Craig M. Warren and Dr. John Robertson, Linguistics
Perhaps one of the greatest achievements of the Mayan Civilization was their development of a writing system. Remnants of this highly sophisticated writing system can be found beautifully etched on temples and other ancient structures scattered throughout parts of Southern Mexico and Central America.
Much of these ancient hieroglyphs have yet to be completely deciphered, as it has been unclear from which language family they proceeded. However, recent decipherments point to the Ch’olan subgroup of Mayan, and specifically the eastern branch of Ch’olan. Embodying the eastern branch of Ch’olan are two languages, Ch’olti’, a now an extinct language and Ch’orti’, which is still spoken in parts of Chiquimula Guatemala.

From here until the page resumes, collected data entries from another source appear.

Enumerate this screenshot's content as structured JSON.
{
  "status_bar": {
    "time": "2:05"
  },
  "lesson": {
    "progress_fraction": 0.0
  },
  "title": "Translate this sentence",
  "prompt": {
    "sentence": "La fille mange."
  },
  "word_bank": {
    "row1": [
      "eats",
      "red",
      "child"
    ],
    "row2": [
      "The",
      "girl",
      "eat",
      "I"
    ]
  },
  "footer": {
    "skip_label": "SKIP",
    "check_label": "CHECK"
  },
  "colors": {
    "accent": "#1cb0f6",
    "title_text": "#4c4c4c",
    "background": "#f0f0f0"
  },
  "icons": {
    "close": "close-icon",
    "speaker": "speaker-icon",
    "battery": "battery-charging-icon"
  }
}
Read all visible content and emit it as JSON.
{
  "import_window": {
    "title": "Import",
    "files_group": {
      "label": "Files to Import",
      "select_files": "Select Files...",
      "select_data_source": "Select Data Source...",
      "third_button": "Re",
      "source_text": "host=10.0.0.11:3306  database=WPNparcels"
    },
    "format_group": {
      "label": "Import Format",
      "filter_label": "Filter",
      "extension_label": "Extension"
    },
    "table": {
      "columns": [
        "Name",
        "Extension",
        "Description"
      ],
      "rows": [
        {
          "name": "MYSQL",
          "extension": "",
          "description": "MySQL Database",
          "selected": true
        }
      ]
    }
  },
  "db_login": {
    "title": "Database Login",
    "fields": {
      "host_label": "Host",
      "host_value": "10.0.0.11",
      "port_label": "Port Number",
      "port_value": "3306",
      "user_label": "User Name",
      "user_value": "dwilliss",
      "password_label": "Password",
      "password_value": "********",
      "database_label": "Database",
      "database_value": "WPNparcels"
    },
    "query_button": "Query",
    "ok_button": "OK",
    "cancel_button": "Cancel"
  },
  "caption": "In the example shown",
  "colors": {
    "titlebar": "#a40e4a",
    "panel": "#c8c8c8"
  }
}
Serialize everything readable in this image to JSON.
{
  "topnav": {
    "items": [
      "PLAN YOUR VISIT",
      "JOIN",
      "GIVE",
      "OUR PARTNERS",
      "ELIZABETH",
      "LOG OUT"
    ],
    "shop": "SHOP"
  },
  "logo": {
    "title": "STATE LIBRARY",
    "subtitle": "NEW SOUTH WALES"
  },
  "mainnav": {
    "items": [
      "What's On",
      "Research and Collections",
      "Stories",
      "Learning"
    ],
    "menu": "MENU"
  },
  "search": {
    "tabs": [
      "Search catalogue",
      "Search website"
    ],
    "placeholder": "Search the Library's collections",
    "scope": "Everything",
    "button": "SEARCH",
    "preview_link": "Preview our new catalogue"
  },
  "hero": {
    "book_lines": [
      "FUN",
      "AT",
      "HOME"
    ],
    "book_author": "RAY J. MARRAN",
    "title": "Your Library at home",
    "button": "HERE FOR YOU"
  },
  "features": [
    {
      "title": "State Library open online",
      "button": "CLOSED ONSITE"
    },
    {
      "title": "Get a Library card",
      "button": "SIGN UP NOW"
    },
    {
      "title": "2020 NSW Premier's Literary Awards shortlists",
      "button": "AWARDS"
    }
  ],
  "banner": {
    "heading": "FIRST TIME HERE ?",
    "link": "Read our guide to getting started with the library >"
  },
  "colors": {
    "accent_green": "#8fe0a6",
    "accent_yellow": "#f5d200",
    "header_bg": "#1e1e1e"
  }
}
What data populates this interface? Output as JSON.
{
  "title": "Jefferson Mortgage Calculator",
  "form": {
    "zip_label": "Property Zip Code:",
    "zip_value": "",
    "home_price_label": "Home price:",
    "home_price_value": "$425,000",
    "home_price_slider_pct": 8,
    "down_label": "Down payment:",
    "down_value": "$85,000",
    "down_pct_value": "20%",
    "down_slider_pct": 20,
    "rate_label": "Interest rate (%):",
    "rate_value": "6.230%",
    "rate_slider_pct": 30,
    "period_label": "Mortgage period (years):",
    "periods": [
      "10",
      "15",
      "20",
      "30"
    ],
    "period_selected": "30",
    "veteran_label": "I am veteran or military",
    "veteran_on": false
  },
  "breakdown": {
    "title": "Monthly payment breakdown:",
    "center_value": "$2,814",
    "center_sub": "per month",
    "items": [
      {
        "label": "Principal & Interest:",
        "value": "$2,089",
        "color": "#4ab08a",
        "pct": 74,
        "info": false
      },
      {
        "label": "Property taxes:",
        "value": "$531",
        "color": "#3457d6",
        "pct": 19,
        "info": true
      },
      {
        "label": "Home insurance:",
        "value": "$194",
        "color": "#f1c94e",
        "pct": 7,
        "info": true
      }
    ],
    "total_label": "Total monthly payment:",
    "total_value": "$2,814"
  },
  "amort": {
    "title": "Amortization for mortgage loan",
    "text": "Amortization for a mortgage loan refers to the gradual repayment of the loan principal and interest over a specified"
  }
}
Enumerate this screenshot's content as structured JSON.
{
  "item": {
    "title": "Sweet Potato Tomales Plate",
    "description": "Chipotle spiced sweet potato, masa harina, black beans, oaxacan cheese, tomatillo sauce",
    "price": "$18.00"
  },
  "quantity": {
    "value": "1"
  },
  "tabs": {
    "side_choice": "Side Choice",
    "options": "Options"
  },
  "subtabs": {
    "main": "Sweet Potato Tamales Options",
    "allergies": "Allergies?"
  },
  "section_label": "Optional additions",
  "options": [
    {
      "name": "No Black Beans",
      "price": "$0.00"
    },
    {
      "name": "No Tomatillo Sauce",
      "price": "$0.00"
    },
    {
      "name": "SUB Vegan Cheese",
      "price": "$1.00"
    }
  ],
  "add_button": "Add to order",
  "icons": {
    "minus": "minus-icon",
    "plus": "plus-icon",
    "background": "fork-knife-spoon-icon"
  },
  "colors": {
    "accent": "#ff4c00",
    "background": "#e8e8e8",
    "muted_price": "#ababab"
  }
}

While today many epigraphers are of the opinion that Ch’orti’ speakers are the living descendants of the hieroglyph writers, some controversy surrounds the relationship between the two languages. Studies at Rafael Landivar University have concluded that Ch’olti’ and Ch’orti’ hold a “sister type” relationship, as seen in Figure 1
Dr. John Robertson, chair of the Linguistics Department at BYU, and Dr. Stephen Houston,
Department of Anthropology, sharply contend that Ch’orti’ is a direct descendant language of
Ch’olti and Southern Classic Maya (the language of the hieroglyphs). See Figure 2
To further support their claim, we initiated the compilation of a Ch’orti’ dictionary. To accomplish this, Pantaleon Garcia Ramos, a native Ch’orti’ speaker from Jocotan, Chiquimula was flown in to help create a Ch’orti’ Dictionary. Mr. Ramos and I created a small dictionary which was then combined with existing information and organized into a computer format.
The actual organization of information proved to be the toughest part surrounding research. Software compatibility problems complicated an otherwise straightforward task though once accomplished, it proved to be an effective way to match up Ch’olti’/Ch’orti’ cognates.
The final results unveiled a great number of words consistent to both languages. These similarities and cognates seem to bolster the claim that Ch’orti’ actually descended from Ch’olti’. These results when combined with the results of previously conducted research on a vowel shift (by Dr. John Robertson) have me convinced the Father-Son relationship that exists between the two languages.
While I feel satisfied with what the research has produced, much has been left to explore in the future. Working to prove this link between Southern Classic Maya and a living language have been the most exciting part in this project and will be the fuel that motivates further study.